Через две недели вернулась из Москвы Лиля. Как ни в чём не бывало завалилась пьяной в радиорубку, - компания пребывала в полном составе, - и с порога заявила:
- Сейчас я буду охмурять мужичков!
Села на колени к одному, покачалась, пересела к другому. Адам сидел, отвернувшись, но чувствовал, видел затылком, что Лиля «позёрствует». Он уже хорошо её изучил. Страха в ней больше, чем алкоголя. Для храбрости и запаха опрокинула рюмку и явилась устанавливать статус-кво.
Наплыла вязкая тишина. Курили за спиной и, вероятно, рисовали на лицах ухмылки.

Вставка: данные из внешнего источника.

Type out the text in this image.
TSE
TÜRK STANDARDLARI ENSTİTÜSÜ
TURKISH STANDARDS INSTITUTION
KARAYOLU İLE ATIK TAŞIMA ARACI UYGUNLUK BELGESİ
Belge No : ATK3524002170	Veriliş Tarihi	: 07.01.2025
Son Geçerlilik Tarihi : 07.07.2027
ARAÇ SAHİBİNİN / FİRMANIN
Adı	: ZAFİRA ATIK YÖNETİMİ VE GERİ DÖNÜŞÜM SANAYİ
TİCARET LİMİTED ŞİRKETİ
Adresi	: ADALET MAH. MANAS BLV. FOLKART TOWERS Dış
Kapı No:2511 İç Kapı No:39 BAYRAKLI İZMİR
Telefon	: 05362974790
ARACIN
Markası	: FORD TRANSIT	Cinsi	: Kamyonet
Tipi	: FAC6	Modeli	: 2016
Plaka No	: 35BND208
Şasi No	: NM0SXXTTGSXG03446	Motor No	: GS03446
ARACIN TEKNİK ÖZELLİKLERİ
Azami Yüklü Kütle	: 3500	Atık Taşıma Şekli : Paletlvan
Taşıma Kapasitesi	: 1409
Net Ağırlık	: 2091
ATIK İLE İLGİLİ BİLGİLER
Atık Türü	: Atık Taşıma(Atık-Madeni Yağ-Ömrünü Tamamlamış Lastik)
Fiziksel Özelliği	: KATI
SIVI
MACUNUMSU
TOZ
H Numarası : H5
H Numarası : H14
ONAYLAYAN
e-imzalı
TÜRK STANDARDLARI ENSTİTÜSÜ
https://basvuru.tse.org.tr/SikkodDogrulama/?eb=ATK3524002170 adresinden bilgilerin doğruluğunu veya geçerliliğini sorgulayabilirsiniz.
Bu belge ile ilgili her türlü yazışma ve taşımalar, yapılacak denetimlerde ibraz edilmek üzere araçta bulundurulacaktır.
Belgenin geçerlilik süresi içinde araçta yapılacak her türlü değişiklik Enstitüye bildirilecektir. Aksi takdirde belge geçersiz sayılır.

- Ладно, - решила Лиля, - живите, пока я добрая. А тебя, «пацан, штаны на лямках», я жду в своей комнате. Надо расставить все точки над i. Или смелости не хватает? Сотвори хотя бы один мужской поступок – объяснись! Не надо меня больше под танки бросать! Не хочу я посмертно носить звание Героя!
Множество вопросов требовали долгих объяснений. Терпеть не мог Адам отчитываться перед кем бы то ни было, поскольку поступкам своим сам не мог дать объяснений. Одна глупость порождала другую, присыпанную ложью и непониманием.
Напичканный напутствиями и рекомендациями компании, как вести себя с Лилей, - которая должна была, по мнению всех, сперва пристыдить любимого, потом напугать, потом подкупить и заставить повиниться, - Адам во всеоружии решительно двинулся к Лиле, но очутился в своей комнате, где, после недолгих раздумий, повалявшись в кровати, написал и отправил в ректорат анонимку об аморальном поведении и антисоветских высказываниях студентов «Вашего Университета». Представил по фамилиям полный список всех, посетивших хотя бы однажды общежитский радиоузел, попросил немедленно остановить их гнусную, развращающую молодёжь, деятельность, а некоторых – заслуженно исключить из рядов ВЛКСМ и высшего учебного заведения. В постскриптуме Адам предупредил, что копии письма он отправил в КГБ и газету «Правда».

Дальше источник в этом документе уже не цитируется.